Advantageously, glass tube 56 is constructed of a high strength glass having a high silica content which will include a small alkali metal content for ionic conductivity or have the property of absorbing sufficient salt from the electrolyte for the desired conductivity. Suitably, the glass has a silica content above about 90 wt. % and preferably a content in the order of 96 wt. %. Advantageously, the glass may be a type identified by the trademark "Vycor" from Corning Glass Works of Corning, N.Y. having a silica content of about 96 wt. % with the remaining percentage consisting essentially of B2 O3, Al2 O3 and compounds of Na and Fe. Quartz glass may also be used. Tube 68 is constructed of low carbon steel and is designed to extend over glass tube 56 as a shield and basket. An insulating sleeve 70 of alumina is positioned over a portion 71 of tube 68 to electrically isolate tube 68 from the cell housing 10. Nut 72 is bonded to the alumina sleeve 70 and threaded to mount the device in the cover 17 of a cell housing. A cover 74 is also provided over the reference electrode 50 to prevent contamination of the electrode and electrolyte in the glass tube 56.
As illustrated in FIGS. 3 and 4, metal tube 68 includes a lower section 76 with small perforations 78 in the order of about 1/8 inch in diameter along lower wall 80. Slot 84 at curved end 82 is provided for ease of fabrication from open-ended tube material, although the spring fingers 85 also provide some resiliency and support glass tube 56. Slot 84 is a limited opening of about 1/16th inch and effectively prevents the loss of the usual large glass sections from a damaged glass tube. As illustrated, glass tube 56 is of one-piece construction and extends into the interior of the housing with a lower end section 59 being supported by curved end 82 of metal tube 68 to provide a slight compression on the glass. The upper section 61 of glass tube 56 may rest against metal tube 68 since clearance (i.e., about 1/16") is small or may be positioned upright in metal tube 68.

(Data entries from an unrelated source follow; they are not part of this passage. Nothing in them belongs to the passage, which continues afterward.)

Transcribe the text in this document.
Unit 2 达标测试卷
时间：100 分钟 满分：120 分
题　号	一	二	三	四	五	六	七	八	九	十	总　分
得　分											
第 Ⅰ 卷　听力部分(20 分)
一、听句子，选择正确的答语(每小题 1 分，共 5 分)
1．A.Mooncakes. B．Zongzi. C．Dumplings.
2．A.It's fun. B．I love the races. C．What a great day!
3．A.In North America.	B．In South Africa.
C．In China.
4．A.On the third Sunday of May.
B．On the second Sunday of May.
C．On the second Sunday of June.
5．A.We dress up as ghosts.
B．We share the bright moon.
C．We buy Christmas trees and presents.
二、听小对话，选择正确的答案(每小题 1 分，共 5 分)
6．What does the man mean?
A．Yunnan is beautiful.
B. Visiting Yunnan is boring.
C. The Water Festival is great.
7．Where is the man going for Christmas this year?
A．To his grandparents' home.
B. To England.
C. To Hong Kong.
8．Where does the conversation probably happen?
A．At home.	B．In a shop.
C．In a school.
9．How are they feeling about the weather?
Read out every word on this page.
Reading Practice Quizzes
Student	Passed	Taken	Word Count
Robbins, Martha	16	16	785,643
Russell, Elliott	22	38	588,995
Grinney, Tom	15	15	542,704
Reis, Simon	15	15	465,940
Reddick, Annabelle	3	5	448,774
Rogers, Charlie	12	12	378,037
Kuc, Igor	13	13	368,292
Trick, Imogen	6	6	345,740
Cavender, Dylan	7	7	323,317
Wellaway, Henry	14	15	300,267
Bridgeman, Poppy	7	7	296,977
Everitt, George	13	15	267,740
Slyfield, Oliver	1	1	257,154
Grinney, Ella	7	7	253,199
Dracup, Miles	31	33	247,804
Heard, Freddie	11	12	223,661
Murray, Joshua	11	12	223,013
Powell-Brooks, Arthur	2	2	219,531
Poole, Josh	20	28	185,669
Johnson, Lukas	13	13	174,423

An additional detail of a metal tube 86 is provided in FIG. 4 which includes upper section 88 with nut 90 and upper and lower rings 91 and 92 for support of the alumina tube. In addition, metal tube 86 includes lower section 94 with perforations 96 and lower slot 98.
The foregoing description of embodiments of the invention has been presented for purposes of illustration and description. It is not intended to be exhaustive or to limit the invention to the precise form disclosed, and obviously many modifications and variations are possible in light of the above teaching.